The paper tackles the problem of generating diverse and faithful dialogue responses grounded in factual knowledge by proposing Sequential Posterior Inference (SPI), an end-to-end framework that jointly optimizes knowledge selection and response generation, outperforming previous baselines on Wizard of Wikipedia and Holl-E datasets in automatic and human evaluations.
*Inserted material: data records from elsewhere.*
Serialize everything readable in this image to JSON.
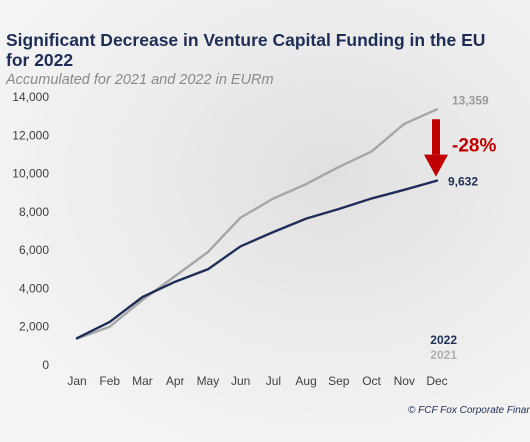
{
  "header": {
    "title": "Significant Decrease in Venture Capital Funding in the EU for 2022",
    "subtitle": "Accumulated for 2021 and 2022 in EURm"
  },
  "source": "© FCF Fox Corporate Finance",
  "colors": {
    "series_2022": "#1f2e57",
    "series_2021": "#a6a6a6",
    "change_arrow": "#c00000"
  },
  "chart_data": {
    "type": "line",
    "title": "Significant Decrease in Venture Capital Funding in the EU for 2022",
    "subtitle": "Accumulated for 2021 and 2022 in EURm",
    "categories": [
      "Jan",
      "Feb",
      "Mar",
      "Apr",
      "May",
      "Jun",
      "Jul",
      "Aug",
      "Sep",
      "Oct",
      "Nov",
      "Dec"
    ],
    "series": [
      {
        "name": "2022",
        "color": "#1f2e57",
        "values": [
          1400,
          2250,
          3550,
          4350,
          5000,
          6200,
          6950,
          7650,
          8150,
          8700,
          9150,
          9632
        ],
        "end_label": "9,632"
      },
      {
        "name": "2021",
        "color": "#a6a6a6",
        "values": [
          1380,
          2000,
          3400,
          4650,
          5900,
          7700,
          8700,
          9450,
          10350,
          11150,
          12600,
          13359
        ],
        "end_label": "13,359"
      }
    ],
    "ylim": [
      0,
      14000
    ],
    "yticks": [
      0,
      2000,
      4000,
      6000,
      8000,
      10000,
      12000,
      14000
    ],
    "ytick_labels": [
      "0",
      "2,000",
      "4,000",
      "6,000",
      "8,000",
      "10,000",
      "12,000",
      "14,000"
    ],
    "grid": false,
    "legend": "bottom-right",
    "annotation": {
      "text": "-28%",
      "color": "#c00000"
    }
  }
}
The capability to generate responses with diversity and faithfulness using factual knowledge is paramount for creating a human-like, trustworthy dialogue system. Common strategies either adopt a two-step paradigm, which optimizes knowledge selection and response generation separately, and may overlook the inherent correlation between these two tasks, or leverage conditional variational method to jointly optimize knowledge selection and response generation by employing an inference network. In this paper, we present an end-to-end learning framework, termed Sequential Posterior Inference (SPI), capable of selecting knowledge and generating dialogues by approximately sampling from the posterior distribution. Unlike other methods, SPI does not require the inference network or assume a simple geometry of the posterior distribution. This straightforward and intuitive inference procedure of SPI directly queries the response generation model, allowing for accurate knowledge selection and generation of faithful responses. In addition to modeling contributions, our experimental results on two common dialogue datasets (Wizard of Wikipedia and Holl-E) demonstrate that SPI outperforms previous strong baselines according to both automatic and human evaluation metrics.